A lot has happened since my last blog and I struggled to choose a topic to write about. Since I am just finishing what my colleagues at SDI (Save the Children International’s Sustainable Delivery Initiative) call my “Asia tour” I decided to share some thoughts and impressions from my first field visit. After delivering the SDI workshop in Kathmandu, Nepal, I was lucky to be invited to visit one of the projects SCI implements as part of the Nepal earthquake response. This catastrophe hit Nepal in 2015, killing 9000 people and injuring more than 22000 – so why are there still projects that have not been delivered as part of the response? To find out and understand we set off to „the field“, accompanied by the senior project manager, project manager, the partnership contact and our driver. The challenge soon became clearer when after the paved roads we hit the dirt track and the 4×4 swiftly got engaged. A full day of travel took us some 150kms away from the capital where we spent our first night in a small guesthouse. The next day then saw us off to start our hike (the 4×4 could not go any further) to the building project, one of many schools in remote areas that were most hit by the earthquake. Carrying our overnight gear we set off early to the village, conquering steep hills, swollen streams, ankle deep mud and torrential rain. We had heard the explanation for the delayed completion being the extended monsoon season and inability to transport building material, but seeing the extend of the damage with our own eyes really brought it to life. The road was literally non-existent, washed away by the monsoon and covered with debris from landslides.

It took us a sweaty, wet, very muddy and exhausting 5.5 hrs to reach the village and building site where we were welcomed with a flower garland and blessing and expected by all the school children who waited for our arrival.

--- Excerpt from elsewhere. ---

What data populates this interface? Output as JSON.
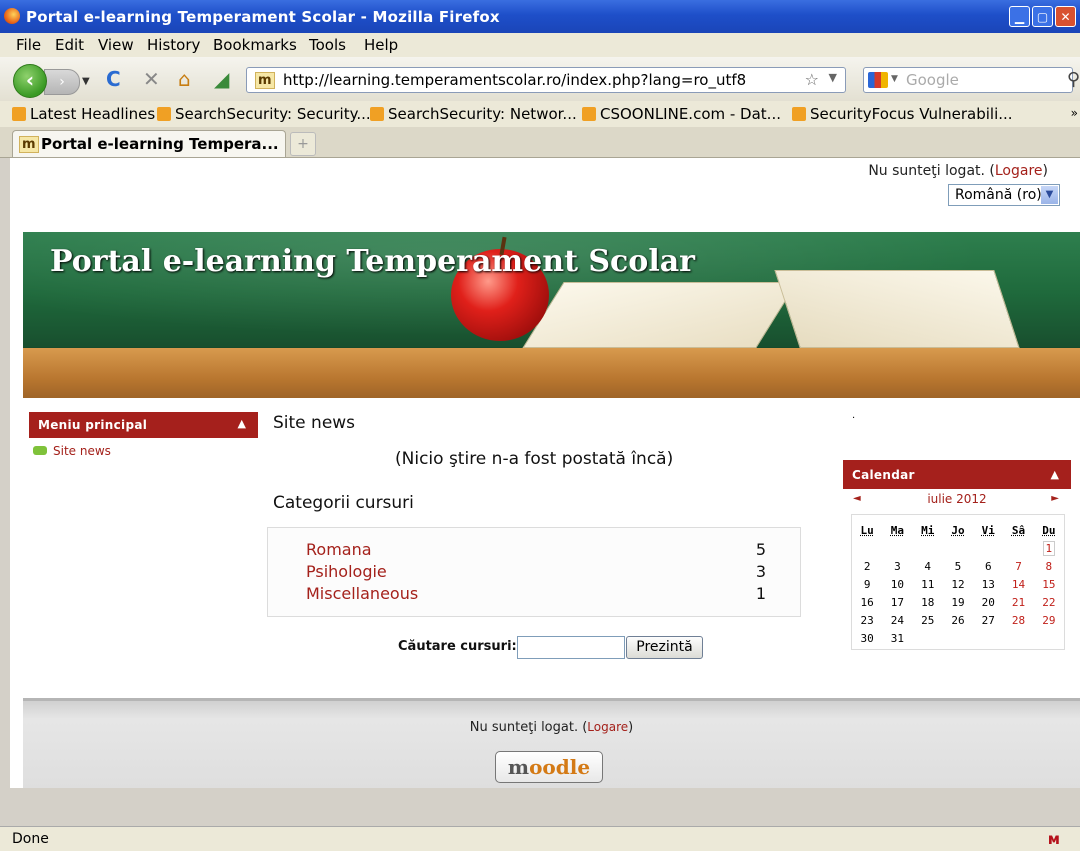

If you think getting off a plane and going straight into a meeting is uncomfortable…. think again!

We were promptly ushered into a meeting chaired by the school principal, attended by teachers, parents, community representatives and a regional government representative (who also had to walk there to meet us). After formal introductions to all attendees, the meeting commenced and the community and school voiced their concerns, asking for reassurance that neither full completion nor quality would be compromised. My regional colleague‘s long experience really came into play here and his composed and professional response (all given in English and duly translated into Nepalese) was well received as well as our local colleagues and partners contributions… while I just practiced smiling calmly trying to convey trustworthiness and reliability while watching people‘s faces intently to gauge reactions as discussions went on. The meeting ended on a friendly note and the community felt reassured that SCI would deliver a fully finished and safe school for the children.

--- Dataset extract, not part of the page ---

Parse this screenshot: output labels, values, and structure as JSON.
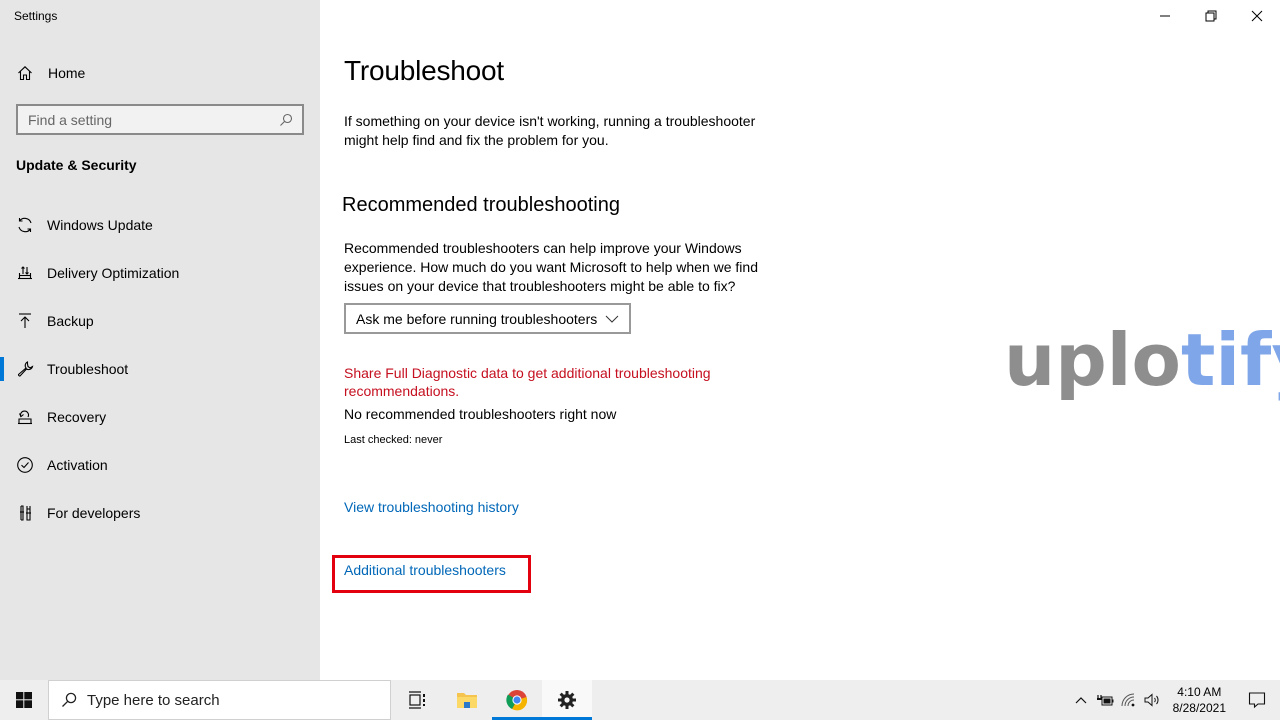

As we were too tired to walk back we stayed for the night at the home of a local family, before we set off for our hike back to where the vehicle could pick us up.

So, why did I choose humbled as a title for the blog? Because I was humbled on many levels in those few days.

  • Humbled by how people accept living circumstances and cope with them. The roads leading to the village get severely damaged every year by the monsoon, cutting the village off from any motorised access for months, before getting repaired again after that. Imagine having to live self-sufficiently for months, no buses, no supermarket or shop to go to. Power cuts are frequent and landslides are a common risk.
  • Humbled by children walking up to 1.5hrs one way to school through hazardous terrain.
  • Humbled also on a professional basis. Whom of us can say that they are familiar not only with Project Management and/or structural engineering, leading large teams, reporting and internal stakeholder management, as well as being able to negotiate with and influence communities and government officials? And who of us would also be willing and able to hike to remote locations on a regular basis to supervise building work progress and maintain relationships?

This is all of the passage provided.